American editor and publisher Eric Utne seems clearly taken aback by the debate that’s erupted over his new books based on love letters written by Norwegian explorer and statesman Fridtjof Nansen. The letters to the last of Nansen’s many mistresses also contained a few naked photos that Nansen took of himself, and they seem to be overshadowing the story Utne wanted to tell.
“I’m shocked,” Utne said after arriving in Oslo this week for the formal launch of the Norwegian version of his book, entitled Nansens siste kjærlighet (Nansen’s last love). Utne was referring to Norwegian media’s decision to run the naked photos in large format, and to the controversy that publication of both the letters and the photos has set off.
Utne, best known in the US for founding the highly acclaimed alternative magazine Utne Reader, has a long history as a writer, editor, educator and entrepreneur in addition to having Norwegian roots himself. He wanted to tell the story of a romantic, poetic, modern Fridtjof Nansen that he believes the letters reveal. Despite all his experience in the publishing business, Utne says he’s surprised over how the material he’s finally made public is being received in Norway.
Other Nansen biographers and historians had ignored it for years, or didn’t know the letters and photos existed. Among them was Per Egil Hegge, a veteran journalist in Norway who’s written a biography of Nansen and who wrote the foreword for Utne’s books. Hegge said he only heard about the letters, long stored in a library at the Minnesota Historical Society, when he was wrapping up his own research on Nansen and opted against going through them all, mostly because of time demands.
Hegge admits that was a mistake. He staunchly defends their publication by Utne now, calling the letters “remarkable” for showing how Nansen opened himself up to the woman to whom he was writing, the Norwegian-American writer Brenda Ueland, who was 30 years younger than he was. The 30 letters, all written in English and some of them more than 20 pages long, also contain far more than what Hegge calls Nansen’s “erotic obsession” with Ueland. They show Nansen’s need for love, Hegge said, plus a literary talent for writing in a language that wasn’t Nansen’s own. “This is quite beautiful, poetic English,” Hegge said. “It’s a Nansen we’ve never met.”
Utne has repeatedly claimed and written himself that he wrestled for five years with the idea of publishing the letters, all written during the year before Nansen died. He says he was urged to do so by a variety of Norwegian professional acquaintances, from Nobel Institute director Geir Lundestad to writers and historians Karin Berg and Carl Emil Vogt.

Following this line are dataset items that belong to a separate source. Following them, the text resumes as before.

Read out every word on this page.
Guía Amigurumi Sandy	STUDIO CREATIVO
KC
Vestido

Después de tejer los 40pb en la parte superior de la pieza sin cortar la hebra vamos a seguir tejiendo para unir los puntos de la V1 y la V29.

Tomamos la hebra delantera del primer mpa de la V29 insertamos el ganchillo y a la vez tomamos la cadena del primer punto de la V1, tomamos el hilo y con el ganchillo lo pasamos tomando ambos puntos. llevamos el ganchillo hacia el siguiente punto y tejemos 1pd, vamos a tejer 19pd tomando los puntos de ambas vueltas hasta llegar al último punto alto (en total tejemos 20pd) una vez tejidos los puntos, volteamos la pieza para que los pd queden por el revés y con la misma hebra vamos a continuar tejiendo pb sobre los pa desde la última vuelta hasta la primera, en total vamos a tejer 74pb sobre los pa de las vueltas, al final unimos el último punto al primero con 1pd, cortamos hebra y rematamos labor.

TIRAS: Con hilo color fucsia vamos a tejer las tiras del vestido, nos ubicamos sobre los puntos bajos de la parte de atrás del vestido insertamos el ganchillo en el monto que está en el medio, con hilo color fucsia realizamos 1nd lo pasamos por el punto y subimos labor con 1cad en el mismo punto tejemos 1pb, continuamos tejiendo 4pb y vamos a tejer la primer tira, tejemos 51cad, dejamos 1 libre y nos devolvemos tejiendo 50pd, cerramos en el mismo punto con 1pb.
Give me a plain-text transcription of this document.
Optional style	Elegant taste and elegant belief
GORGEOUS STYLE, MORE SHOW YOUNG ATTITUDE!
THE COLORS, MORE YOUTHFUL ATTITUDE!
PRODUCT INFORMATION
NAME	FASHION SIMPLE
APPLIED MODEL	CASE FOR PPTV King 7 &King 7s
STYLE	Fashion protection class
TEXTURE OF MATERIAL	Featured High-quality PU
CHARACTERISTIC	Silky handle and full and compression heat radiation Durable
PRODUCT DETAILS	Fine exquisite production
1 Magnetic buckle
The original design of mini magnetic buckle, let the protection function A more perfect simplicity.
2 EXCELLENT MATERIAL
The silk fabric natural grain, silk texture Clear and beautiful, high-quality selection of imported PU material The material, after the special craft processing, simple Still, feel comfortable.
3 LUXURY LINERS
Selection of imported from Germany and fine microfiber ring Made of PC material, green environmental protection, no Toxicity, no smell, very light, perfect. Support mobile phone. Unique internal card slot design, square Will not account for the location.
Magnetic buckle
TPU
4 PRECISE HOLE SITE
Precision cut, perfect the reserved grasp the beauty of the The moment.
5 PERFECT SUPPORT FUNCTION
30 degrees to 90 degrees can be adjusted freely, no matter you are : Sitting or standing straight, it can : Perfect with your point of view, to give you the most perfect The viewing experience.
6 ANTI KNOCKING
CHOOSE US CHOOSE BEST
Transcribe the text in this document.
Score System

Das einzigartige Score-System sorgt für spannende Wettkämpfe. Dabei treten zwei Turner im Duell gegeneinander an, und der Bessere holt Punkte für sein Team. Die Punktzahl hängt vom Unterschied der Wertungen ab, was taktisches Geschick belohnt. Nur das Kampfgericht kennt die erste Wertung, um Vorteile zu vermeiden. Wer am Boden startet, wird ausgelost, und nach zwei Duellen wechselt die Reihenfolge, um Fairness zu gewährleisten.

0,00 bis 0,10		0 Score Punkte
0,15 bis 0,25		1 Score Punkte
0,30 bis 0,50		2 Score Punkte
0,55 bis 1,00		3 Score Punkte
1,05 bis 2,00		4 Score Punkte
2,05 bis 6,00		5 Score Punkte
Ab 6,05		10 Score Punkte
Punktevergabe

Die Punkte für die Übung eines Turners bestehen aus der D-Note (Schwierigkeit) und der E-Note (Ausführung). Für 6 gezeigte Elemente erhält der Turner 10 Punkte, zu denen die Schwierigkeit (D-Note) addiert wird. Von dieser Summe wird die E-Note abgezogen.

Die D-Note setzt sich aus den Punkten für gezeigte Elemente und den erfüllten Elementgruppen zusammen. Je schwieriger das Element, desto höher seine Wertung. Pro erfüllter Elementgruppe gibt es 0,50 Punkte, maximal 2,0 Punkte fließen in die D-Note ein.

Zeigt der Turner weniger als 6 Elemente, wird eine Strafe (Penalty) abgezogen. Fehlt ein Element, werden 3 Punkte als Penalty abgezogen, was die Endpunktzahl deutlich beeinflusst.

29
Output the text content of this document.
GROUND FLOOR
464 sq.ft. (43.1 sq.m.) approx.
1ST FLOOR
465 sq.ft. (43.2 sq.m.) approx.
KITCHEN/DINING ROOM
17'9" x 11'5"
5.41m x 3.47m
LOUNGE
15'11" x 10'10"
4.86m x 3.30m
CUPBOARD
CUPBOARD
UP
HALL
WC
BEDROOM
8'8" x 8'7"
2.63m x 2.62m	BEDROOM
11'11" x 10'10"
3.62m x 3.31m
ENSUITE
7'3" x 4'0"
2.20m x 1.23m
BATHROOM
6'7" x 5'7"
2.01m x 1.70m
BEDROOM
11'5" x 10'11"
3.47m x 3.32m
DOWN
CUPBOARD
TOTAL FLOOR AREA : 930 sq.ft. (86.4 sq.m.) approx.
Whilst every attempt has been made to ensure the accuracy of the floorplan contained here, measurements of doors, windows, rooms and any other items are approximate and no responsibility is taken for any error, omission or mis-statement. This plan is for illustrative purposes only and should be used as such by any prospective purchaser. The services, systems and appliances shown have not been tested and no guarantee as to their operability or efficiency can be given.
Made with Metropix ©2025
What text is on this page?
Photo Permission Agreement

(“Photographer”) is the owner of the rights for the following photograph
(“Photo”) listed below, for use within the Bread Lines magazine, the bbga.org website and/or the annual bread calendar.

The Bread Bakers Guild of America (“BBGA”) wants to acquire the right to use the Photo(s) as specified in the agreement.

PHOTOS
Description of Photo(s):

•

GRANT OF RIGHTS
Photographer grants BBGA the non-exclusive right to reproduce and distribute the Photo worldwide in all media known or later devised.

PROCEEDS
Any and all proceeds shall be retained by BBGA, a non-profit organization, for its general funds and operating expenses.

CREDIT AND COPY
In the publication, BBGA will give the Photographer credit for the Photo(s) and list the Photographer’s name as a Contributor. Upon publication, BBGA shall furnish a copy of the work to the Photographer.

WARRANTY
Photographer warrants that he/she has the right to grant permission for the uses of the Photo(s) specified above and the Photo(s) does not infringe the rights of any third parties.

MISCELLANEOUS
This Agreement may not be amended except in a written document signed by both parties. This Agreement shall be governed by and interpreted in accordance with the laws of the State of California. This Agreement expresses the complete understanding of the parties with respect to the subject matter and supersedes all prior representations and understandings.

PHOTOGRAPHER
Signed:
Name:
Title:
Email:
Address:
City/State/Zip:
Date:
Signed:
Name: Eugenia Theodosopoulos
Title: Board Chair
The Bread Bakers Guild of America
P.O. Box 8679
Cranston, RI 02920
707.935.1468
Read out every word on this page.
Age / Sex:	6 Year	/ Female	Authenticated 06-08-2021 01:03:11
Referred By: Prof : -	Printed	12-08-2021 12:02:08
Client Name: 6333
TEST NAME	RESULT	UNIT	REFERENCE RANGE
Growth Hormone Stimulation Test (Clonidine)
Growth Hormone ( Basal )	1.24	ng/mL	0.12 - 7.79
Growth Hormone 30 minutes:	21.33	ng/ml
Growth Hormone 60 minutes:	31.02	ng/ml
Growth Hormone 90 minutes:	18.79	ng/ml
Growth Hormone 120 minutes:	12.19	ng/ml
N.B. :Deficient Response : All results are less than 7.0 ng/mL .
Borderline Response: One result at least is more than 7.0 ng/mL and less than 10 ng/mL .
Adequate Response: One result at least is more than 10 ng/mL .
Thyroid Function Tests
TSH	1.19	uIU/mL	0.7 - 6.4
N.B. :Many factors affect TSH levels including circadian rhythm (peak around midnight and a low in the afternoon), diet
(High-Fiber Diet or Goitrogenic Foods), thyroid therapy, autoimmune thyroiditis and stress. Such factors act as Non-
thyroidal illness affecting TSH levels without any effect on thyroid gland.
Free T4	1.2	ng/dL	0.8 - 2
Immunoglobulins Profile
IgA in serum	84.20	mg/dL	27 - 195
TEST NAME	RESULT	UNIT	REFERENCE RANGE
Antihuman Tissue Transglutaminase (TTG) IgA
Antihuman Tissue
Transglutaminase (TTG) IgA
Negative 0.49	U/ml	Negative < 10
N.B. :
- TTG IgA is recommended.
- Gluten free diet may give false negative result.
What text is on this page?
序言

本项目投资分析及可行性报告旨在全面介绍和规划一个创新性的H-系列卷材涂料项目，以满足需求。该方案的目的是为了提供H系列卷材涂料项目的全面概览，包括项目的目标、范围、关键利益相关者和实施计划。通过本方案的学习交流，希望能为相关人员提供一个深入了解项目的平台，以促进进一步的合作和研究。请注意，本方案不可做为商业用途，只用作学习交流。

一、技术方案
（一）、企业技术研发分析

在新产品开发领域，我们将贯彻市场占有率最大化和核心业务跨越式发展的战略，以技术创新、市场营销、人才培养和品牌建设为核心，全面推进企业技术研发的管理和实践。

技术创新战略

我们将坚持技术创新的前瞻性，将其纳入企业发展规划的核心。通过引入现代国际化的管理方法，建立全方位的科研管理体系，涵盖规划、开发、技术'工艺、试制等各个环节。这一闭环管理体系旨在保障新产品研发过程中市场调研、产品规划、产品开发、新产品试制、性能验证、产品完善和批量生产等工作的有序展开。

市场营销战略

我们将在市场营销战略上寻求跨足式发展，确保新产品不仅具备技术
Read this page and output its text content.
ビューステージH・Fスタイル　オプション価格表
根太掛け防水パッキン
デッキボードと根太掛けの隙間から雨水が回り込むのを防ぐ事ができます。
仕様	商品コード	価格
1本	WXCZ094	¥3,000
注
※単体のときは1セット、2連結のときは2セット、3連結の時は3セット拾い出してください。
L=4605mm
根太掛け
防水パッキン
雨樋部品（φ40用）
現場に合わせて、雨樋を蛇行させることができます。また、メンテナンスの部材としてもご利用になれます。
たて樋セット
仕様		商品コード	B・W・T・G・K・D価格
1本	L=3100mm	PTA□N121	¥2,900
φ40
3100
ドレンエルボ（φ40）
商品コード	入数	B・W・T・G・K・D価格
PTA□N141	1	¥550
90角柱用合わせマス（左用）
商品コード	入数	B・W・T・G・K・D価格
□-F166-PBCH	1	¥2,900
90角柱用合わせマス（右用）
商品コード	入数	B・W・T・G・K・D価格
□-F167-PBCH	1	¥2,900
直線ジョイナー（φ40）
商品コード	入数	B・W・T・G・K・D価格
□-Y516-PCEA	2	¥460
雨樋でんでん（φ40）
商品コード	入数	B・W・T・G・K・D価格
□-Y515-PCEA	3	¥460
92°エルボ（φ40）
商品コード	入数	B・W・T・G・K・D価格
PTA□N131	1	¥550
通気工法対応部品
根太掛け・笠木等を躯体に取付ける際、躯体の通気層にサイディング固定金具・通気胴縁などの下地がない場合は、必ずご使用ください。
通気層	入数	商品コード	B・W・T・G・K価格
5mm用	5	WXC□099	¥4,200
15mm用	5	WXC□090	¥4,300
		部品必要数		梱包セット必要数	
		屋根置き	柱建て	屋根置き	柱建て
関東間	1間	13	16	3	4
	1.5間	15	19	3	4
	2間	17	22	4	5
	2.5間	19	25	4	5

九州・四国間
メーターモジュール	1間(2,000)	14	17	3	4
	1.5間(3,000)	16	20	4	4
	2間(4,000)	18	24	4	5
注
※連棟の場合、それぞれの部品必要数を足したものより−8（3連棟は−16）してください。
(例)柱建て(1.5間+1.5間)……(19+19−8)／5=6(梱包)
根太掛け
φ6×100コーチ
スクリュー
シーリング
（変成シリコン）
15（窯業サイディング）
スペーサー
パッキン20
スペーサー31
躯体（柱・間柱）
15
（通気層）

Both Berg and Vogt, however, have been among those now questioning and even criticizing their publication, indicating they changed their minds. Utne could produce copies of e-mails written by both Berg and Vogt earlier this year showing their enthusiasm for his project, but Vogt since has called the publication of private letters “problematic” and Berg disagrees with Hegge and Utne that the letters cast new light over Nansen. Both she and Vogt have indicated they wanted to “protect” Nansen and show respect for Nansen’s family by keeping the letters private. Berg also worries publication of the photos will tarnish Nansen’s international reputation.
This amazes Utne, who thought he had their support and the support of Nansen’s family, but both he and his Norwegian publisher, Ole Rikard Høisæther of Orfeus Publishing, say they’re proud of the books. Utne regrets how the naked photos were used in the media, though, explaining that he opted to crop them in the American version of his book “because I was uncomfortable” with running the full frontal photos as they’re displayed in the Norwegian version. Høisæther argued that “there’s a different view on nudity in Scandinavia” and he ran them unaltered, but complains the media blew them up and took material in the letters out of context. Ironically, Nansen’s letters had to be translated into Norwegian for use in the Norwegian edition.
What started out as an attempt to shed new light on one of Norway’s greatest national heroes has at the very least generated lots of publicity for the books. Utne and Høisæther reject fears the books will damage Nansen’s standing in Norway or elsewhere. Despite the confirmation of Nansen’s infidelity, erotic passion and occasional depression, Høisæter claims the books reveal Nansen as “a modern man,” while Utne says he just wanted to share the letters “with the world.”